Not only that, but here's something that a lot of people don't think about, that could also increase the amount of the taxes that you have to pay for your social security. So understand social security in and of itself is not taxable, at least on a federal level. Now I'm not going to talk about state taxes at all, because that can vary from state to state, we got 50 different states so we can't go through all the state tax rules. But on a federal level, social security in and of itself is not taxable. It's just other certain income sources combined with social security that can make you have to pay taxes on your social security as well.
By the way, let's say your only other income source was social security and a Roth IRA. If you take out a qualified distribution from a Roth IRA, and then you also have social security, you won't have to pay any income taxes whatsoever. You can have a $50,000 withdrawal from a Roth IRA and $50,000, let's say from your social security, maybe combined husband and wife, you're living on a hundred thousand paying no taxes. But going back to this RMDs from IRAs can increase how much of your social security benefits are subject to taxation.
Now at the most you'll ever have to pay is taxes on 85% of your social security benefits. But if you can seek to reduce how much you have to pay in taxes on your social security that can really help to improve your overall tax situation. I'll do another video just on that at another time.
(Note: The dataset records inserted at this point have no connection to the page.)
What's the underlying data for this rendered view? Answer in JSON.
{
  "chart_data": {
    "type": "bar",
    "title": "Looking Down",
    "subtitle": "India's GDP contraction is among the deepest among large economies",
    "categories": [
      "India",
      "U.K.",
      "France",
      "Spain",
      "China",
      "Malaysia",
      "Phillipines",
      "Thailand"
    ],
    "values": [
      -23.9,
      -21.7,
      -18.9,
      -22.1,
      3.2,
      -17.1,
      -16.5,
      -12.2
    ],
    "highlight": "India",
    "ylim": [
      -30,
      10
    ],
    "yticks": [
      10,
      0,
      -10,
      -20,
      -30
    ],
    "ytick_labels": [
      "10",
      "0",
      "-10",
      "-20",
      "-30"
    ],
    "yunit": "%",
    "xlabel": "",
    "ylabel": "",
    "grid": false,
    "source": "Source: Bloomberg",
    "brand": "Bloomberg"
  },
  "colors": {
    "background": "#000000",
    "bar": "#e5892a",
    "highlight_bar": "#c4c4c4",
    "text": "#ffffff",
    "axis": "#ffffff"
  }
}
Also another thing is on Medicare, by increasing your overall income that can increase how much you're going to have to pay for your part B and part D premium, because that's all based upon your income as well. And another really important thing that a lot of people forget about here is that again, if we're looking at a married couple, right now, and let's say for instance this person 65, maybe this person passes away. God forbid they pass away early, they passed away at 75. Well, now that's 69,000 that they have to take through the form of an RMD. Now, if that person passes away the remaining spouse is now filing single, not joint, which means they only have one standard deduction, not two, and it also means they're in a whole different tax bracket table. And that tax bracket table is not as favorable as the one as if you were married. And so what that means is that they're going to have to pay even more in taxes on this same dollar, more than likely, obviously you got to crunch the numbers. But it's much more than likely going to be the case. So I'll make a note on that. I'm going to do another video on that as well, to really dive into the details on that.